There is a popular misconception that the 1961 Suicide Act gave someone the right to take their own life. In fact the Act decriminalised the act of suicide, but every effort is made to prevent a person from committing it.
The general principle is that people who want to kill themselves are considered to be ill and in need of treatment and care.
This is recognised in the UK government's White Paper on health entitled Saving Lives: Our Healthier Nation , in which one of the key goals is to reduce the rate of suicide by 'at least a fifth' by the year 2010. Introducing PAS would be an obstacle to achieving this goal.
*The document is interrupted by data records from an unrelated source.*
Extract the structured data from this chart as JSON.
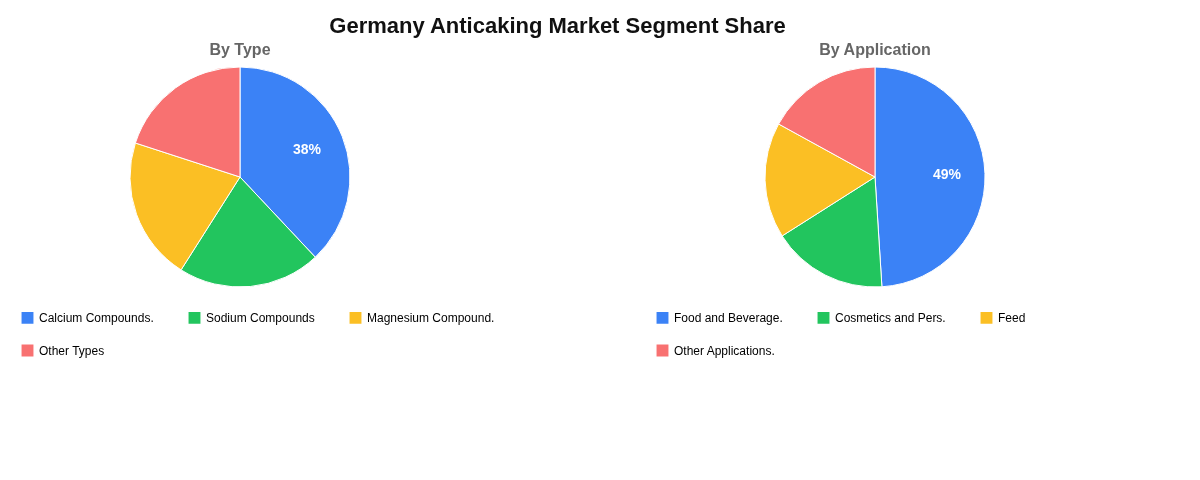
{
  "chart_data": [
    {
      "type": "pie",
      "title": "Germany Anticaking Market Segment Share",
      "subtitle": "By Type",
      "categories": [
        "Calcium Compounds.",
        "Sodium Compounds",
        "Magnesium Compound.",
        "Other Types"
      ],
      "values": [
        38,
        21,
        21,
        20
      ],
      "colors": [
        "#3b82f6",
        "#22c55e",
        "#fbbf24",
        "#f87171"
      ],
      "value_labels": [
        "38%",
        null,
        null,
        null
      ],
      "legend": "bottom"
    },
    {
      "type": "pie",
      "subtitle": "By Application",
      "categories": [
        "Food and Beverage.",
        "Cosmetics and Pers.",
        "Feed",
        "Other Applications."
      ],
      "values": [
        49,
        17,
        17,
        17
      ],
      "colors": [
        "#3b82f6",
        "#22c55e",
        "#fbbf24",
        "#f87171"
      ],
      "value_labels": [
        "49%",
        null,
        null,
        null
      ],
      "legend": "bottom"
    }
  ]
}
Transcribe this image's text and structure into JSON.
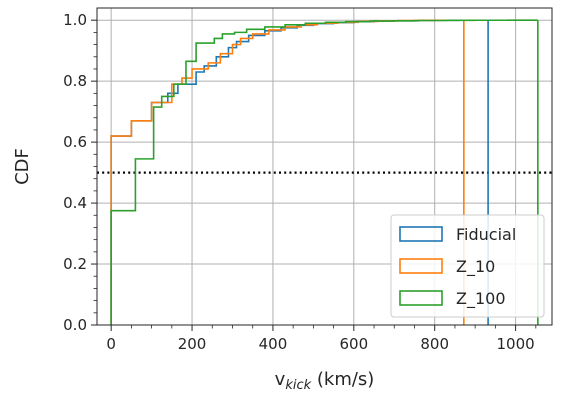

Few countries allow any form of PAS or euthanasia. The principle exception is The Netherlands, where although it is not allowed by statute, the law accepts a standard defence from doctors who have adhered to official guidelines. These require that the patient's request was voluntary and that their distress was unrelievable. It is not a condition that the patient is terminally ill or that the suffering is physical.
When a committee from the House of Lords visited The Netherlands to see how well their system was working they were not impressed . Official Dutch statistics show that of the 3,000 people who died by euthanasia, there was no evidence of any voluntary request having been made by the person in over 1,000 cases .
This shows that PAS can be the start of a slippery slope that leads to unrequested euthanasia.
In the USA all of the States with the exception of Oregon forbid any form of mercy killing. On October 27, 1997, Oregon legalised PAS in the face of opposition from the American Medical Association as well as church leaders. The Death and Dignity Act allows for patients who have a significantly and irreversibly diminished quality of life to obtain drugs from their doctor that can help them commit suicide.
Official figures suggest that fifteen people died by lethal overdose in 1998 in Oregon . But the report points to flaws in the legislation that could lead to under-reporting. For example physicians have the option of not reporting a case if it involved the violation of a guideline.
Debate in the USA was rekindled when in April 1999, a court in Michigan sentenced Dr Jack Kevorkian to a minimum of 10 years in gaol for the second degree murder of 52-year-old Thomas Youk, a man who had amyotrophic lateral sclerosis. Kevorkian, who has campaigned for the legalisation of both euthanasia and PAS, claims to have assisted in 130 suicides.
There is a genuine contradiction between good medicine and killing people. The provision of hospices and palliative care have clearly shown that there is a positive alternative to PAS which involves killing pain rather than killing patients. However, that provision comes at a cost. The House of Lords Ethics Committee concluded that: 'Rejection of euthanasia as an option for the individual entails a compelling social responsibility to care adequately for those who are elderly, dying or disabled.'
Of course everybody wants to have a good death for themselves, their loved ones and their patients, but a good death is not the same as simply having a convenient one.